第14話 七海沙希の逃避

二日後

まぁ、見つからない。今、俺がどうにかしたいのは自分が退学に追い込まれている窮状ではなく、七海の身の安全。どうやら、この二日間の様子を見る限り、七海は睡眠を授業中に取って、部屋では一切寝ていないに違いない。今日も実らない思考を繰り返すだけで、一日が終わってゆく。


五日後

思いつかない。マジで思いつかない。これってどうにかできるものなの? 神様、答えてください。今日も授業が終わって寮に帰ってきて夕飯食べて・・・。そうそう、ここ数日は夕食会場で七海を見ない。誘ってはいるものの、良い返事は貰えない。たまに国藤は見るけど隣に七海はいない。アイツ、何処に居るんだ? 

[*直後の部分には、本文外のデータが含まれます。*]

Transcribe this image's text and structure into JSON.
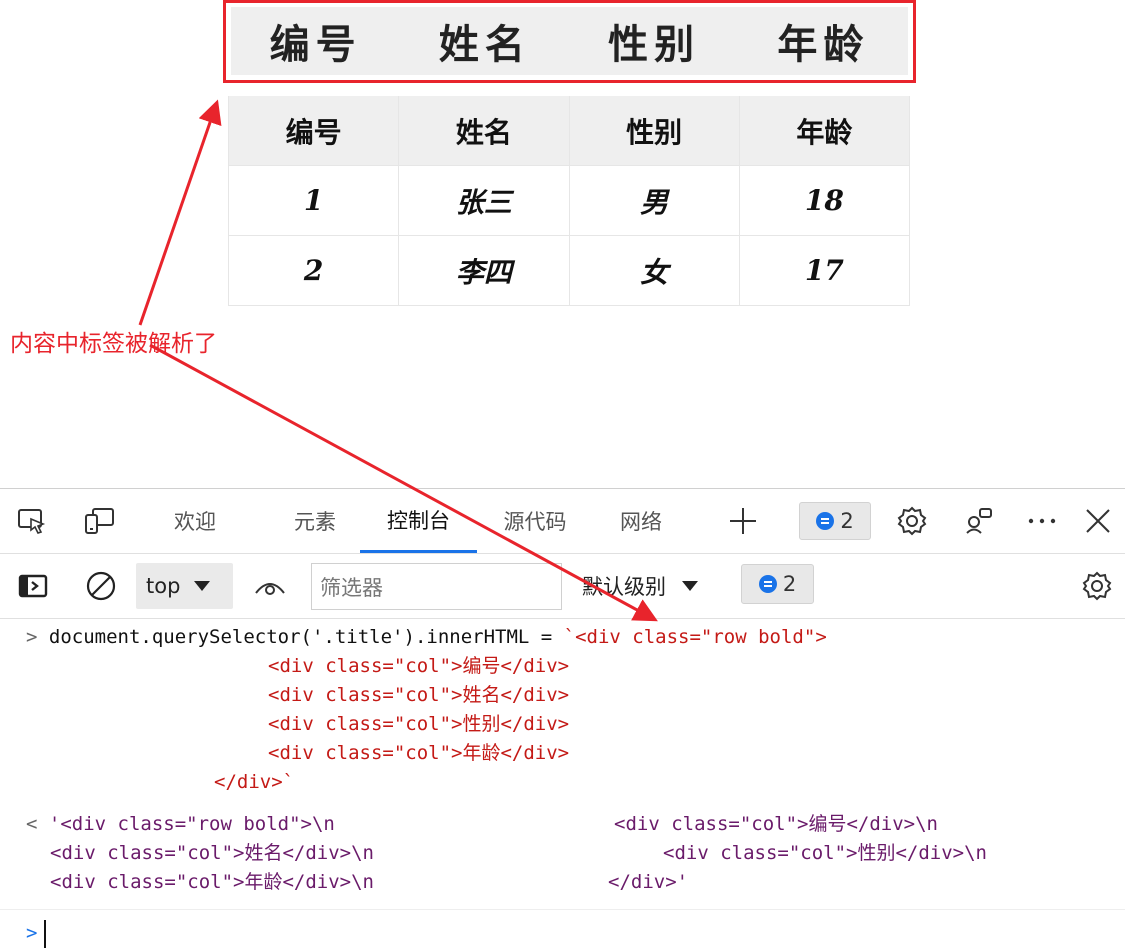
{
  "title_row": [
    "编号",
    "姓名",
    "性别",
    "年龄"
  ],
  "table": {
    "headers": [
      "编号",
      "姓名",
      "性别",
      "年龄"
    ],
    "rows": [
      [
        "1",
        "张三",
        "男",
        "18"
      ],
      [
        "2",
        "李四",
        "女",
        "17"
      ]
    ]
  },
  "annotation": "内容中标签被解析了",
  "colors": {
    "annotation_red": "#e8242c",
    "accent_blue": "#1a73e8",
    "code_red": "#c41a16"
  },
  "devtools": {
    "tabs": [
      "欢迎",
      "元素",
      "控制台",
      "源代码",
      "网络"
    ],
    "active_tab": "控制台",
    "issues_count": "2",
    "context_select": "top",
    "filter_placeholder": "筛选器",
    "level_label": "默认级别",
    "level_count": "2",
    "icons": [
      "inspect-icon",
      "device-emulation-icon",
      "add-tab-icon",
      "settings-icon",
      "customize-icon",
      "more-icon",
      "close-icon",
      "sidebar-toggle-icon",
      "clear-console-icon",
      "live-expression-eye-icon",
      "console-settings-icon"
    ]
  },
  "console": {
    "input_lines": [
      "document.querySelector('.title').innerHTML = ",
      "`<div class=\"row bold\">",
      "<div class=\"col\">编号</div>",
      "<div class=\"col\">姓名</div>",
      "<div class=\"col\">性别</div>",
      "<div class=\"col\">年龄</div>",
      "</div>`"
    ],
    "output_lines": [
      "'<div class=\"row bold\">\\n",
      "<div class=\"col\">编号</div>\\n",
      "<div class=\"col\">姓名</div>\\n",
      "<div class=\"col\">性别</div>\\n",
      "<div class=\"col\">年龄</div>\\n",
      "</div>'"
    ]
  }
}
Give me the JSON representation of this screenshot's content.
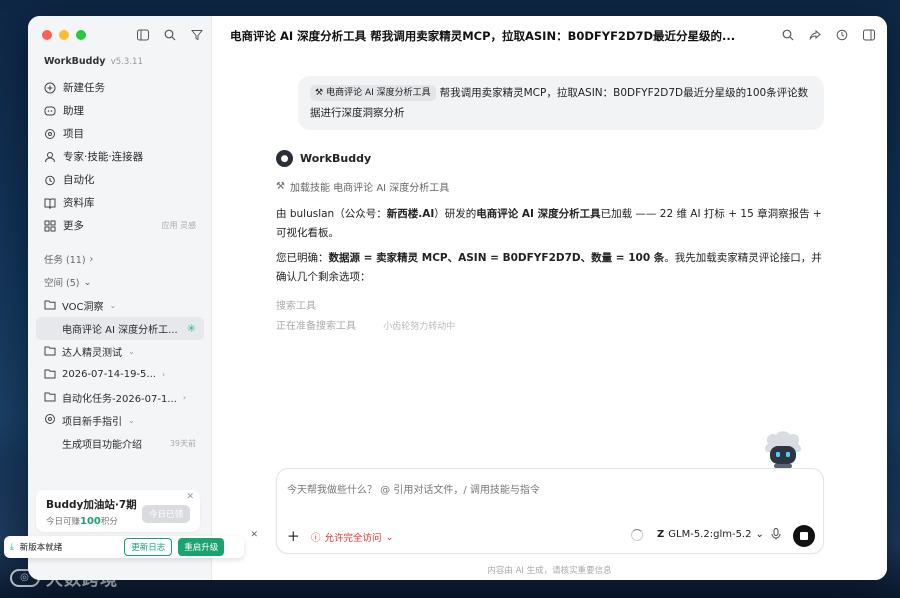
{
  "sidebar": {
    "brand": "WorkBuddy",
    "version": "v5.3.11",
    "nav": [
      {
        "label": "新建任务",
        "icon": "plus-circle-icon",
        "extra": ""
      },
      {
        "label": "助理",
        "icon": "assistant-icon",
        "extra": ""
      },
      {
        "label": "项目",
        "icon": "project-icon",
        "extra": ""
      },
      {
        "label": "专家·技能·连接器",
        "icon": "expert-icon",
        "extra": ""
      },
      {
        "label": "自动化",
        "icon": "alarm-icon",
        "extra": ""
      },
      {
        "label": "资料库",
        "icon": "library-icon",
        "extra": ""
      },
      {
        "label": "更多",
        "icon": "grid-icon",
        "extra": "应用 灵感"
      }
    ],
    "tasks_label": "任务 (11)",
    "spaces_label": "空间 (5)",
    "tree": [
      {
        "label": "VOC洞察",
        "type": "folder",
        "arrow": "⌄"
      },
      {
        "label": "电商评论 AI 深度分析工...",
        "type": "sub-active",
        "spinner": "✳"
      },
      {
        "label": "达人精灵测试",
        "type": "folder",
        "arrow": "⌄"
      },
      {
        "label": "2026-07-14-19-5...",
        "type": "folder",
        "arrow": "›"
      },
      {
        "label": "自动化任务-2026-07-1...",
        "type": "folder",
        "arrow": "›"
      },
      {
        "label": "项目新手指引",
        "type": "guide",
        "arrow": "⌄"
      },
      {
        "label": "生成项目功能介绍",
        "type": "sub",
        "time": "39天前"
      }
    ],
    "promo": {
      "title": "Buddy加油站·7期",
      "sub_prefix": "今日可赚",
      "points": "100",
      "sub_suffix": "积分",
      "button": "今日已领"
    },
    "update": {
      "text": "新版本就绪",
      "log_button": "更新日志",
      "restart_button": "重启升级"
    }
  },
  "main": {
    "title": "电商评论 AI 深度分析工具 帮我调用卖家精灵MCP，拉取ASIN：B0DFYF2D7D最近分星级的...",
    "user_message": {
      "chip": "电商评论 AI 深度分析工具",
      "text": "帮我调用卖家精灵MCP，拉取ASIN：B0DFYF2D7D最近分星级的100条评论数据进行深度洞察分析"
    },
    "bot_name": "WorkBuddy",
    "skill_line": "加载技能 电商评论 AI 深度分析工具",
    "para1": {
      "p1": "由 buluslan（公众号：",
      "b1": "新西楼.AI",
      "p2": "）研发的",
      "b2": "电商评论 AI 深度分析工具",
      "p3": "已加载 —— 22 维 AI 打标 + 15 章洞察报告 + 可视化看板。"
    },
    "para2": {
      "p1": "您已明确：",
      "b1": "数据源 = 卖家精灵 MCP、ASIN = B0DFYF2D7D、数量 = 100 条",
      "p2": "。我先加载卖家精灵评论接口，并确认几个剩余选项："
    },
    "tool1": "搜索工具",
    "tool2": "正在准备搜索工具",
    "tool2_sub": "小齿轮努力转动中",
    "composer": {
      "placeholder": "今天帮我做些什么？ @ 引用对话文件，/ 调用技能与指令",
      "permission": "允许完全访问",
      "model": "GLM-5.2:glm-5.2"
    },
    "footer_note": "内容由 AI 生成，请核实重要信息"
  },
  "watermark": "大数跨境"
}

七海の様子が日に日に酷くなっている気がする。どうしようも出来ないもどかしさだけが増していく。今日も一日終わるのか・・・・。自己嫌悪なんて無縁だった人生だけど、最近は身近な存在に変化した。


「あそこに沙稀が見えるわ」


ベッドに座り込み、思いつきを待っているとゆずが戯言を放つ。

 

「そうか」

 

「本当よ!見て!」

 

語気を強めるゆずさん。これまでそんな姿を見たことなかったから少し驚く。

 

「見て!!!」

 

ベランダから見るくらいならな。確かに、このベランダからは広場が見えて、その広場には夕方までは人が沢山いる。

 

現在時刻、23時。


半信半疑でベランダから覗く。

 

七海は、居た。

 

「ちょっと行ってくる」

 

「・・・」

 

廊下を歩くけど、もうほとんどが寝ているのか静まり返っている。

 

何故、七海はベンチで寝転がっているのか。

 

不安だけが積もっていく。

 



「七海は強いからなぁ」

 

その声を信じていた。信じたかった。そう信じていたままでいて欲しかった。


だけどそろそろ限界かもしれない。立ちくらみを起こすことが増えたし、物を思いだそうとしてもなかなか思い出せない。昨日のウチが何をしていたのかも分からない。


保証されているのは生きていたっていう過去の事実で、今日からの生は保険に加入できない程の確率だと思う。分かってる。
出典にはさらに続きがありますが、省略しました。